First Impressions of Zanzibar

   

Written by:

Day 15 (11th August 2025)

I am now in Stone Town in Zanzibar for the next 3 nights. Zanzibar is an island just off the coast of mainland Tanzania, a little north of Dar Es Salaam. The island has a long and interesting history but I will go into that in a future blog.

I have booked to stay at Emerson on Hurumzi, a boutique hotel in the centre of Stone Town that I found on booking.com. I liked the idea of staying in an old building within the UNESCO World Heritage city, and the pictures looked good online. But it is even better in real life. The hotel was originally a grand 19th-century merchant’s mansion believed to have belonged to Sir Tharia Topan, a prominent figure in the Swahili Empire. Each room is uniquely decorated with antique furnishings and you feel like you have been transported in time.

My room has a double-height wooden ceiling, beautiful antique furniture including a four-poster bed, a living room with long sweeping curtains and a secret balcony with intricate wooden shutters. The whole space is honestly nearly as big as my apartment in London. The hotel is in a great location near iconic landmarks within Stone Town and has a fantastic rooftop restaurant with 360-degree views of the city.

When I got up to the restaurant I took some time to scan the horizon and get a feel for the city. Its a hodge podge of different styles, with a variety of influences. What stood out to me was the whitewashed stone masonry in amongst a sea of striped corrugated iron roofs with some parts rusty and others not and dotted amongst those were other roof top restaurants, minarets of mosques and church spires. The old part of town is in a very compact area with a maze of narrow alleys and no wide streets. I’m looking forward to exploring tomorrow!

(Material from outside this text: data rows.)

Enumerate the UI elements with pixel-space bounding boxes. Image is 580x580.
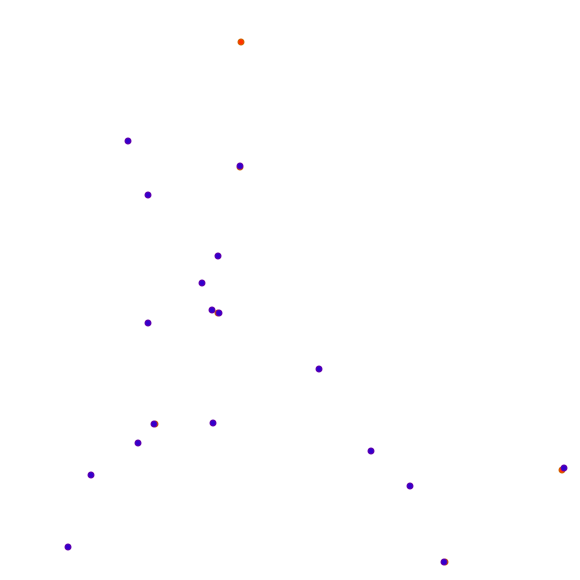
series-2-point-1 — [124, 137, 132, 145]
series-2-point-14 — [87, 471, 95, 479]
series-2-point-6 — [208, 306, 216, 314]
series-1 — [151, 38, 566, 566]
series-2-point-11 — [150, 420, 158, 428]
series-2-point-8 — [144, 319, 152, 327]
series-2-point-12 — [134, 439, 142, 447]
series-2-point-13 — [367, 447, 375, 455]
series-2-point-18 — [440, 558, 448, 566]
series-2-point-7 — [215, 309, 223, 317]
series-2-point-15 — [406, 482, 414, 490]
series-2-point-5 — [198, 279, 206, 287]
series-2-point-3 — [144, 191, 152, 199]
series-2-point-10 — [209, 419, 217, 427]
series-2 — [64, 137, 568, 566]
series-2-point-4 — [214, 252, 222, 260]
series-layer — [64, 38, 568, 566]
series-2-point-9 — [315, 365, 323, 373]
series-1-point-1 — [237, 38, 245, 46]
series-2-point-2 — [236, 162, 244, 170]
series-2-point-16 — [560, 464, 568, 472]
series-2-point-17 — [64, 543, 72, 551]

The restaurant is extremely popular but luckily when I originally booked my room the concierge suggested I book a spot in the restaurant for the first night. They serve cocktails as the sun sets and then a set menu of fusion cuisine with Arabic, Persian, African and Swahili influences. During the meal local musicians and a singer perform traditional music. It was quite magical. I would 100% recommend both staying at the hotel and eating at the restaurant – both are fairly priced for what they are offering.

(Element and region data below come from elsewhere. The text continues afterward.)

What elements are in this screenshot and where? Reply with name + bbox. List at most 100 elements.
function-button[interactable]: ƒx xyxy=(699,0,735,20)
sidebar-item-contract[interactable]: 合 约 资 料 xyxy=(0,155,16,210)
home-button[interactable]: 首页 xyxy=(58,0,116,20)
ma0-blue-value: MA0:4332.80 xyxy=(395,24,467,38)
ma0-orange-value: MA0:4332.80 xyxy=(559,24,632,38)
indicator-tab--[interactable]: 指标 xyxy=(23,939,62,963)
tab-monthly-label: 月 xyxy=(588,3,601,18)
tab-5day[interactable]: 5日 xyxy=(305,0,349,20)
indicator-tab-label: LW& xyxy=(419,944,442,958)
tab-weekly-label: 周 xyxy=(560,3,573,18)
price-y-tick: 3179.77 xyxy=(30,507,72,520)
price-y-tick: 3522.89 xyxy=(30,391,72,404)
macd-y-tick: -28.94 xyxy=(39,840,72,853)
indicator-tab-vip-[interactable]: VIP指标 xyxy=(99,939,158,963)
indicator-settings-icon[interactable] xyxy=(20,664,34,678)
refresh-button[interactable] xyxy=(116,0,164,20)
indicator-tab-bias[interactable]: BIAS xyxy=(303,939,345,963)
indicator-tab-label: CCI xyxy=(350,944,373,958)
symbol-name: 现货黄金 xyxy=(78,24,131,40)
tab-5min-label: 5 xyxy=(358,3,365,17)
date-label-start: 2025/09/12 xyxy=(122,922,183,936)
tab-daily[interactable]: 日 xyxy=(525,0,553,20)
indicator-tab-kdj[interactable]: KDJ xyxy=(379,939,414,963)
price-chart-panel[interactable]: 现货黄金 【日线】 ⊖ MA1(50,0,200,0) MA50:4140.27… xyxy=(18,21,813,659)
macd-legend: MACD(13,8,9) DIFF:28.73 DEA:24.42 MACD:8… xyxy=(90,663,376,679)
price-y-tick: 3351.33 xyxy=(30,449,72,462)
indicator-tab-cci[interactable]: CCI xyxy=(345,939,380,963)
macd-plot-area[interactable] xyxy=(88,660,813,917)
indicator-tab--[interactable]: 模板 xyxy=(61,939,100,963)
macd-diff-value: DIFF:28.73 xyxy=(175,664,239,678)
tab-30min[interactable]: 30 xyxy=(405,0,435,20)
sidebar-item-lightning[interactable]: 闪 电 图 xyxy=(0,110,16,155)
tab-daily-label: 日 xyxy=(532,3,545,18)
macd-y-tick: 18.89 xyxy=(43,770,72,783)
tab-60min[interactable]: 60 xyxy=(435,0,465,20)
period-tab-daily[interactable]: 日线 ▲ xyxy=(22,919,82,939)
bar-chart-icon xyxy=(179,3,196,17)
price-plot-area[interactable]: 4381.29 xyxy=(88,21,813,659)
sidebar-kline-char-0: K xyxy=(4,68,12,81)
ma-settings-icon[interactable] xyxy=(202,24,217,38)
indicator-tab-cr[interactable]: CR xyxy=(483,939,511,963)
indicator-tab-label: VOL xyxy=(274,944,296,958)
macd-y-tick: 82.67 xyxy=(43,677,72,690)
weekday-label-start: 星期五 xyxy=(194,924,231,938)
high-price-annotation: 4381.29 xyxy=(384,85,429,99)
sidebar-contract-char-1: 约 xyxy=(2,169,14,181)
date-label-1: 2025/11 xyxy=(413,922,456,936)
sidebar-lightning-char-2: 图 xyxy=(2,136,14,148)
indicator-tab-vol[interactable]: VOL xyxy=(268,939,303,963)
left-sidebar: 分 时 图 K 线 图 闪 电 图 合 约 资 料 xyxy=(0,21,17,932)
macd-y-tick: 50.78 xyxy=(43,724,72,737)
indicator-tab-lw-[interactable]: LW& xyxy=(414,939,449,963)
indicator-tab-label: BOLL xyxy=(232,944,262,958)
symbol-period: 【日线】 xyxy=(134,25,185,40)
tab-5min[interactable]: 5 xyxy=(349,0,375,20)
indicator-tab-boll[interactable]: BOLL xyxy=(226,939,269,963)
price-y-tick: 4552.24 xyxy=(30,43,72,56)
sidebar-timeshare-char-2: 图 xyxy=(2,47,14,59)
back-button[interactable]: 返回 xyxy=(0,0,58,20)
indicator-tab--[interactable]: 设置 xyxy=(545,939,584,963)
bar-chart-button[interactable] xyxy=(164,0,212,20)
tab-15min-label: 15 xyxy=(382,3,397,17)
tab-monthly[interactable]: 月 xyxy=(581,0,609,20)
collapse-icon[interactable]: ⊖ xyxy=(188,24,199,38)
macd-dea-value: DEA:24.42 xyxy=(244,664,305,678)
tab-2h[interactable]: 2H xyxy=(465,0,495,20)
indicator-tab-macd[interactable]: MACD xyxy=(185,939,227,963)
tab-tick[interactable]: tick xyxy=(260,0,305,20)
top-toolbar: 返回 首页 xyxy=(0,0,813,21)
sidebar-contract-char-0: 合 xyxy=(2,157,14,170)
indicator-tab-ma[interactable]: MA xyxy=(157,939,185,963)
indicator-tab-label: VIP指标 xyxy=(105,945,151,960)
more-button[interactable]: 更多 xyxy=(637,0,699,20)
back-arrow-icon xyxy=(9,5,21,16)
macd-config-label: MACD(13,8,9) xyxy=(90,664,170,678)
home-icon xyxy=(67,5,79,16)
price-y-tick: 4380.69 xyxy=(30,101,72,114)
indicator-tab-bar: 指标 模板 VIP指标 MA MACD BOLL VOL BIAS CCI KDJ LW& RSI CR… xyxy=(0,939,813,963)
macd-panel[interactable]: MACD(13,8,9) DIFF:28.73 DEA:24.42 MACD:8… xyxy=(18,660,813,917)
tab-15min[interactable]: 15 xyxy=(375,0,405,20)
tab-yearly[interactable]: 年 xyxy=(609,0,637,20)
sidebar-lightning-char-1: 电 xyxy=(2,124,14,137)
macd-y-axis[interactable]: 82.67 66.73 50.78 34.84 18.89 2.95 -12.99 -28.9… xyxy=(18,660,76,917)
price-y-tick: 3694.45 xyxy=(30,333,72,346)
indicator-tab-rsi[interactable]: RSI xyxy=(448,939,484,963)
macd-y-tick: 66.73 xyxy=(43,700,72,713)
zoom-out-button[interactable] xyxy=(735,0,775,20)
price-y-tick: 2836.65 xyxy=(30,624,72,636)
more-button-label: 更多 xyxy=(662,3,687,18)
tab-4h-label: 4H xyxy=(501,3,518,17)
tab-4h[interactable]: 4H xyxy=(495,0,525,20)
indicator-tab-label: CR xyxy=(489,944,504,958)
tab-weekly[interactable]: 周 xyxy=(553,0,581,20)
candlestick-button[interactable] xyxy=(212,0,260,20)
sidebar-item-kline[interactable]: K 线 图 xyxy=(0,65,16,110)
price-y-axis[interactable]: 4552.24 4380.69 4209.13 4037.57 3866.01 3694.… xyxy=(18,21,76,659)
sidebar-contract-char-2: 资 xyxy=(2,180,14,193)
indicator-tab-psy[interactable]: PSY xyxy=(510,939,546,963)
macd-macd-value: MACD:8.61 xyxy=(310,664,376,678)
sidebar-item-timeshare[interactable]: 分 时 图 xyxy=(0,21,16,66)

During dinner I got to experience the soundscapes of Stone Town. This was quite unique and I don’t think I have heard anything like it before. Each day at 7.30am and 7pm, an old WW2 air-raid siren goes off across the whole of Stone Town. It is a hold-over from the days when the country was a British protectorate and used during WW2. But the locals decided to keep it after the British left and use it as a way to announce the start and end of the working day. A very strange custom. So strange that the staff could see many confused faces of the diners and went around the room to explain it was something that happened daily and not to be alarmed. After the sirens end, the calls to prayer began as different mosques across the city fight it out to be the loudest. And after that the church bells began. For at least 45 minutes after the sun had set, the city was full of sound.

The evening was a good introduction to Zanzibar and Stone Town and I can’t wait to explore.